The fisherman did not know much, but he was aware that such a dainty morsel wasn't meant for his bill, and he could hardly believe what he heard with his ears and saw with his eyes; but when the princess assured him that she wasn't joking, he accepted her hand, though to tell the truth with many doubts and blushes.
The marriage did not exactly suit the emperor, but as he loved his daughter and she was her parents' only child, he yielded to her wishes. The princess gave the fisherman another purse filled with money, and told him to buy himself still handsomer clothes. When he returned, in garments that fairly glittered with gold, the royal maiden presented him to the emperor, and the monarch betrothed them to each other.

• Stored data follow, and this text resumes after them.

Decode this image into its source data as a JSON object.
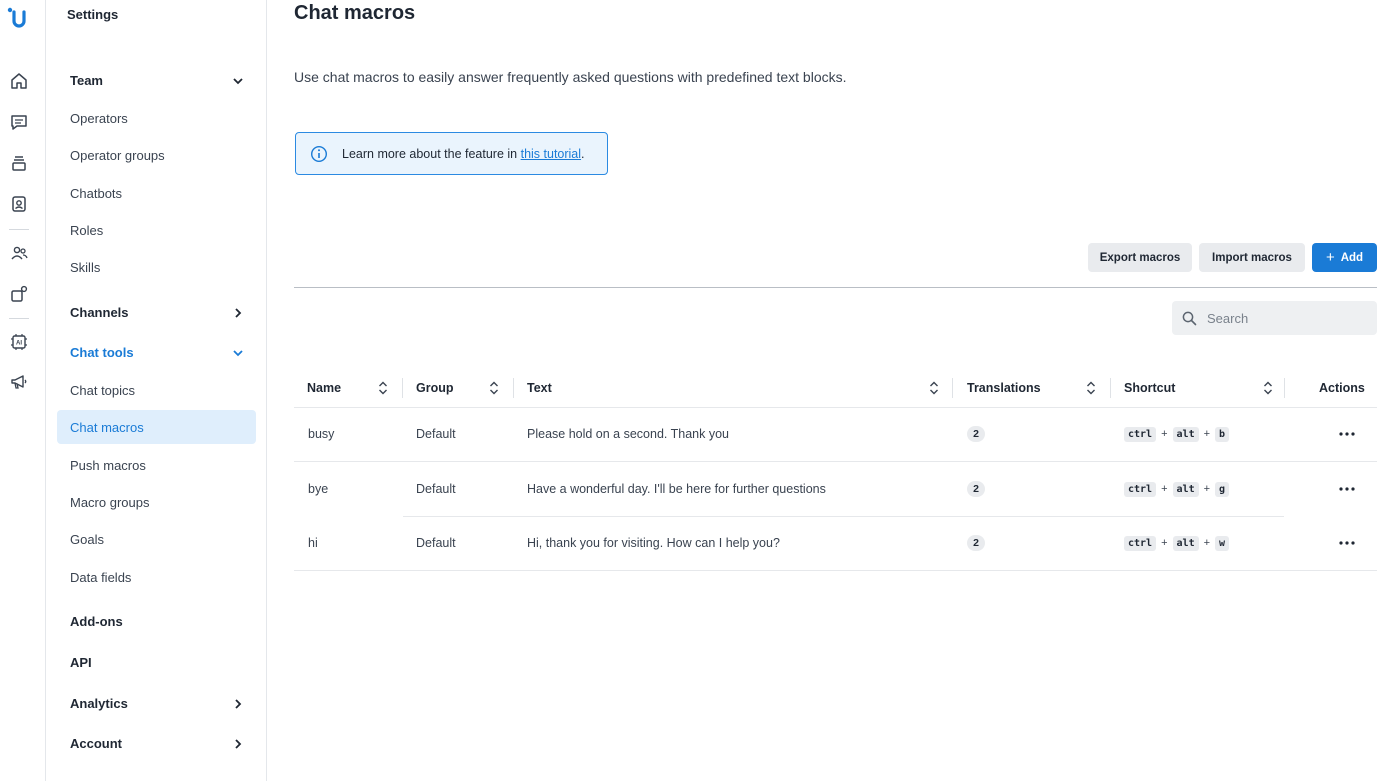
{
  "sidebar": {
    "title": "Settings",
    "sections": {
      "team": "Team",
      "channels": "Channels",
      "chat_tools": "Chat tools",
      "addons": "Add-ons",
      "api": "API",
      "analytics": "Analytics",
      "account": "Account"
    },
    "team_items": [
      "Operators",
      "Operator groups",
      "Chatbots",
      "Roles",
      "Skills"
    ],
    "chat_tools_items": [
      "Chat topics",
      "Chat macros",
      "Push macros",
      "Macro groups",
      "Goals",
      "Data fields"
    ],
    "active_item": "Chat macros"
  },
  "rail": {
    "icons": [
      "logo-icon",
      "home-icon",
      "chat-icon",
      "inbox-stack-icon",
      "contacts-icon",
      "team-icon",
      "integrations-icon",
      "ai-icon",
      "megaphone-icon"
    ]
  },
  "main": {
    "title": "Chat macros",
    "description": "Use chat macros to easily answer frequently asked questions with predefined text blocks.",
    "info": {
      "prefix": "Learn more about the feature in ",
      "link": "this tutorial",
      "suffix": "."
    },
    "buttons": {
      "export": "Export macros",
      "import": "Import macros",
      "add": "Add"
    },
    "search": {
      "placeholder": "Search"
    }
  },
  "table": {
    "columns": {
      "name": "Name",
      "group": "Group",
      "text": "Text",
      "translations": "Translations",
      "shortcut": "Shortcut",
      "actions": "Actions"
    },
    "rows": [
      {
        "name": "busy",
        "group": "Default",
        "text": "Please hold on a second. Thank you",
        "translations": "2",
        "keys": [
          "ctrl",
          "alt",
          "b"
        ]
      },
      {
        "name": "bye",
        "group": "Default",
        "text": "Have a wonderful day. I'll be here for further questions",
        "translations": "2",
        "keys": [
          "ctrl",
          "alt",
          "g"
        ]
      },
      {
        "name": "hi",
        "group": "Default",
        "text": "Hi, thank you for visiting. How can I help you?",
        "translations": "2",
        "keys": [
          "ctrl",
          "alt",
          "w"
        ]
      }
    ]
  },
  "colors": {
    "accent": "#1a7bd6",
    "active_bg": "#dfeefc",
    "info_bg": "#eaf4fd"
  }
}
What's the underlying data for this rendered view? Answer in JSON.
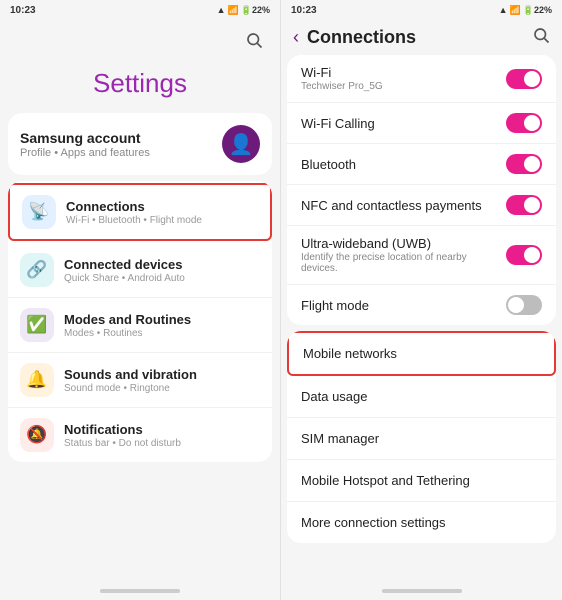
{
  "left": {
    "status": {
      "time": "10:23",
      "icons": "📶🔋22%"
    },
    "title": "Settings",
    "account": {
      "name": "Samsung account",
      "sub": "Profile • Apps and features"
    },
    "items": [
      {
        "id": "connections",
        "icon": "📡",
        "iconClass": "icon-blue",
        "title": "Connections",
        "sub": "Wi-Fi • Bluetooth • Flight mode",
        "highlighted": true
      },
      {
        "id": "connected-devices",
        "icon": "🔗",
        "iconClass": "icon-teal",
        "title": "Connected devices",
        "sub": "Quick Share • Android Auto",
        "highlighted": false
      },
      {
        "id": "modes-routines",
        "icon": "✅",
        "iconClass": "icon-purple",
        "title": "Modes and Routines",
        "sub": "Modes • Routines",
        "highlighted": false
      },
      {
        "id": "sounds-vibration",
        "icon": "🔔",
        "iconClass": "icon-orange",
        "title": "Sounds and vibration",
        "sub": "Sound mode • Ringtone",
        "highlighted": false
      },
      {
        "id": "notifications",
        "icon": "🔕",
        "iconClass": "icon-red",
        "title": "Notifications",
        "sub": "Status bar • Do not disturb",
        "highlighted": false
      }
    ]
  },
  "right": {
    "status": {
      "time": "10:23",
      "icons": "📶🔋22%"
    },
    "header": {
      "back_label": "‹",
      "title": "Connections",
      "search_label": "🔍"
    },
    "toggle_items": [
      {
        "id": "wifi",
        "title": "Wi-Fi",
        "sub": "Techwiser Pro_5G",
        "on": true
      },
      {
        "id": "wifi-calling",
        "title": "Wi-Fi Calling",
        "sub": "",
        "on": true
      },
      {
        "id": "bluetooth",
        "title": "Bluetooth",
        "sub": "",
        "on": true
      },
      {
        "id": "nfc",
        "title": "NFC and contactless payments",
        "sub": "",
        "on": true
      },
      {
        "id": "uwb",
        "title": "Ultra-wideband (UWB)",
        "sub": "Identify the precise location of nearby devices.",
        "on": true
      },
      {
        "id": "flight-mode",
        "title": "Flight mode",
        "sub": "",
        "on": false
      }
    ],
    "plain_items": [
      {
        "id": "mobile-networks",
        "title": "Mobile networks",
        "highlighted": true
      },
      {
        "id": "data-usage",
        "title": "Data usage",
        "highlighted": false
      },
      {
        "id": "sim-manager",
        "title": "SIM manager",
        "highlighted": false
      },
      {
        "id": "mobile-hotspot",
        "title": "Mobile Hotspot and Tethering",
        "highlighted": false
      },
      {
        "id": "more-connection",
        "title": "More connection settings",
        "highlighted": false
      }
    ]
  }
}
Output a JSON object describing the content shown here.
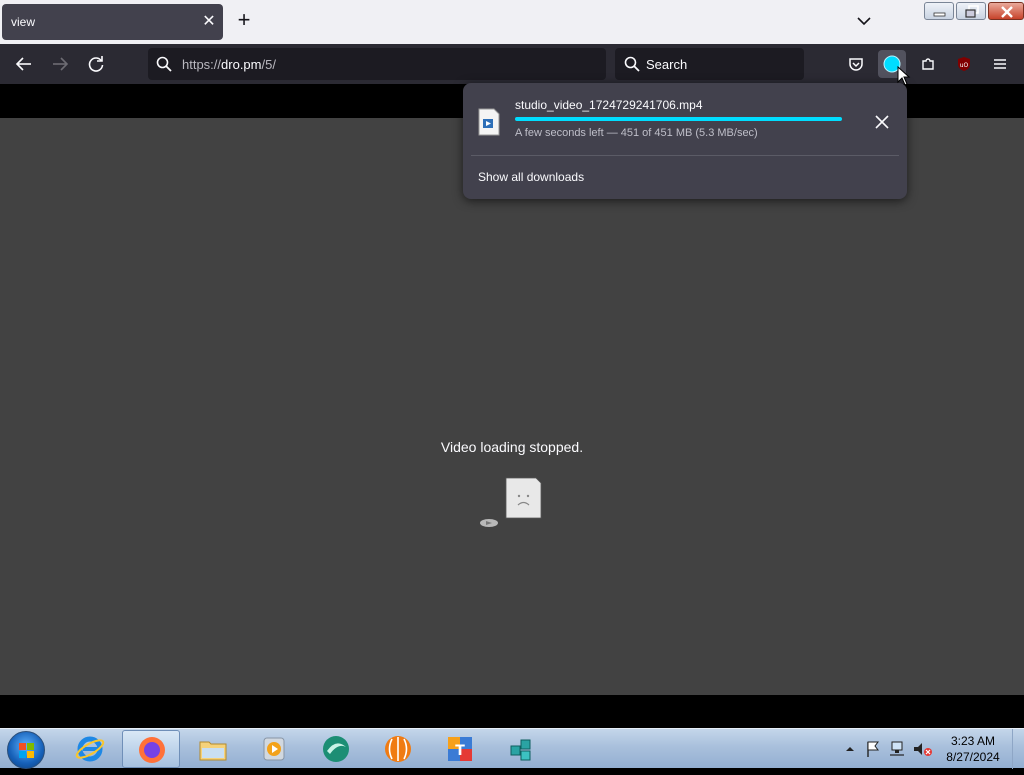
{
  "tab": {
    "title": "view",
    "close_icon": "close-icon"
  },
  "toolbar": {
    "url_prefix": "https://",
    "url_host": "dro.pm",
    "url_path": "/5/",
    "search_placeholder": "Search"
  },
  "download": {
    "filename": "studio_video_1724729241706.mp4",
    "status": "A few seconds left — 451 of 451 MB (5.3 MB/sec)",
    "progress": 1.0,
    "show_all_label": "Show all downloads",
    "accent_color": "#00ddff"
  },
  "content": {
    "message": "Video loading stopped."
  },
  "clock": {
    "time": "3:23 AM",
    "date": "8/27/2024"
  }
}
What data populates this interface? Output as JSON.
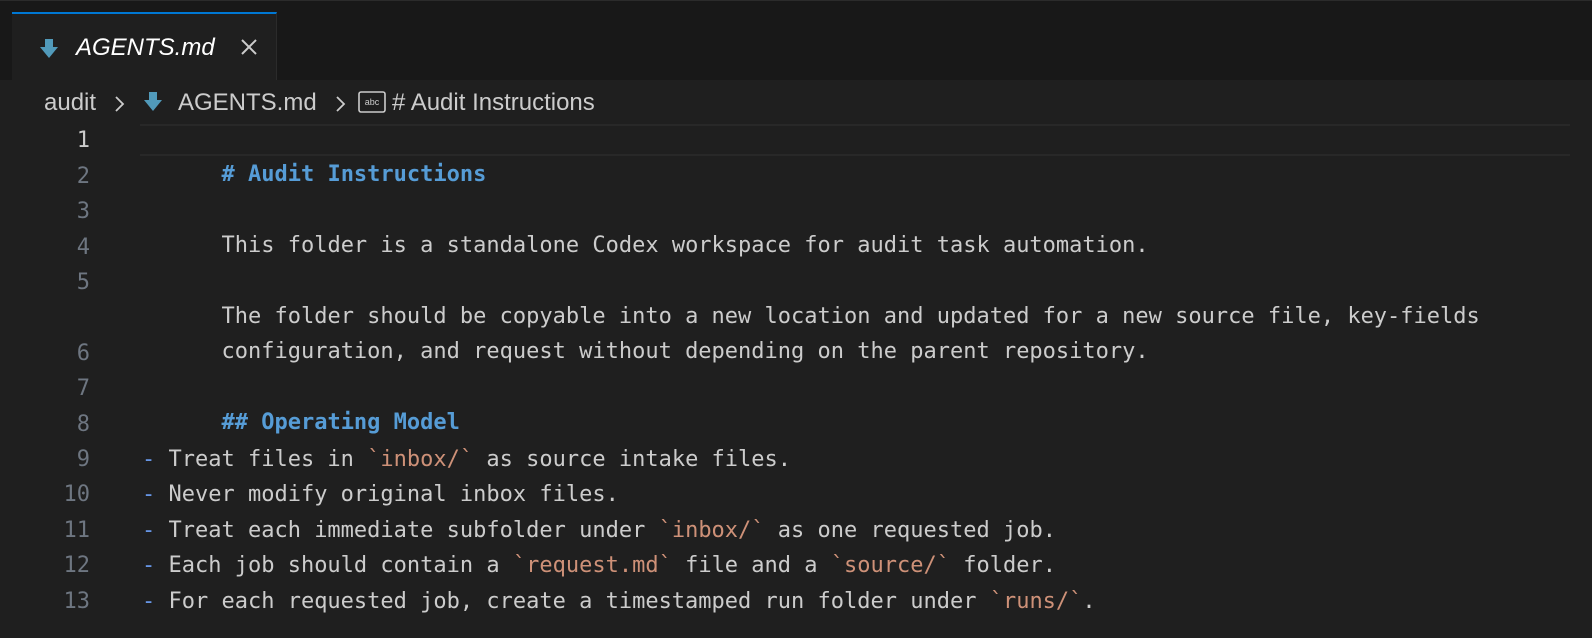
{
  "colors": {
    "accent": "#0078d4",
    "heading": "#569cd6",
    "inline_code": "#ce9178",
    "bullet": "#6796e6",
    "text": "#cccccc",
    "line_number": "#6e7681"
  },
  "tab": {
    "label": "AGENTS.md",
    "icon": "markdown-download-arrow-icon",
    "close_icon": "close-icon"
  },
  "breadcrumb": {
    "folder": "audit",
    "file": "AGENTS.md",
    "symbol": "# Audit Instructions",
    "symbol_icon": "abc-text-icon"
  },
  "editor": {
    "active_line": "1",
    "line_numbers": [
      "1",
      "2",
      "3",
      "4",
      "5",
      "",
      "6",
      "7",
      "8",
      "9",
      "10",
      "11",
      "12",
      "13"
    ],
    "lines": {
      "l1": "# Audit Instructions",
      "l3": "This folder is a standalone Codex workspace for audit task automation.",
      "l5a": "The folder should be copyable into a new location and updated for a new source file, key-fields",
      "l5b": "configuration, and request without depending on the parent repository.",
      "l7": "## Operating Model",
      "l9": {
        "b": "-",
        "t1": " Treat files in ",
        "c1": "`inbox/`",
        "t2": " as source intake files."
      },
      "l10": {
        "b": "-",
        "t1": " Never modify original inbox files."
      },
      "l11": {
        "b": "-",
        "t1": " Treat each immediate subfolder under ",
        "c1": "`inbox/`",
        "t2": " as one requested job."
      },
      "l12": {
        "b": "-",
        "t1": " Each job should contain a ",
        "c1": "`request.md`",
        "t2": " file and a ",
        "c2": "`source/`",
        "t3": " folder."
      },
      "l13": {
        "b": "-",
        "t1": " For each requested job, create a timestamped run folder under ",
        "c1": "`runs/`",
        "t2": "."
      }
    }
  }
}
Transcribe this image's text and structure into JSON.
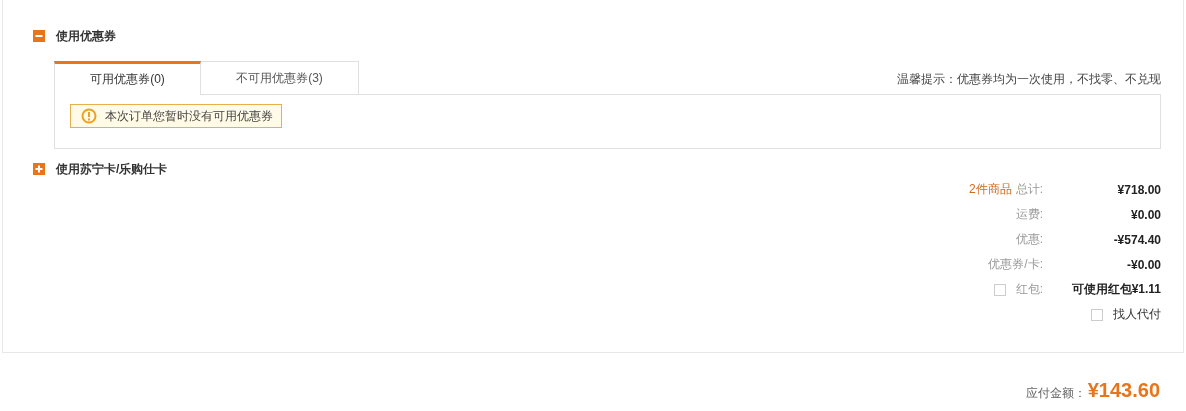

Ere long a magnificent imperial wedding was celebrated. When the company sat down to enjoy the banquet, a soft-boiled egg, which, according to ancient custom, only the bride and bridegroom were permitted to eat, was brought to the wedded pair. When the husband was about to dip a bit of bread into the egg, the princess stopped him, saying: "I must dip first, because I am the daughter of an emperor, and you are a fisherman." The bridegroom made no reply, but rose from the table and vanished. The guests, who did not know what had happened, looked at one another and asked in surprise what this meant, for they had not heard that the emperor's son-in-law had formerly been a fisherman.
The bride repented her imprudence, bit her lips, and wrung her hands. She ate what she was compelled to swallow, but she might just as well have thrown it behind her, for not a morsel did her any good.
After the feast she went to her room, but all night long she could not once close her eyes or fall asleep, she was so sorrowful. She thought of her bridegroom so constantly that she was afraid she would fall ill from longing. Her principal grief was that she did not know why he had gone away without saying even one word.
The next day she went to the emperor and told him she was seized with so great a longing for her husband that she was going to follow him till she found him. The emperor tried to detain her, but she would not listen and set out on her journey.
She searched up and down the whole city, but did not find him anywhere. Then she wandered from place to place till she met him serving in a tavern.
As soon as she saw him she went up and spoke to him, but he pretended not to know her, turned his head away, made no answer, and went about his business.
The princess followed him everywhere, begging him to say just one word to her, but in vain. When the landlord saw that the stranger was to blame for the interruption in the work, he said: "Why don't you let my servant finish his work in peace? Don't you see he is dumb? Be kind enough to go away from here, if you are a respectable woman."
"He isn't dumb," she cried, "this is my husband, who deserted and fled from me on account of a fault of mine."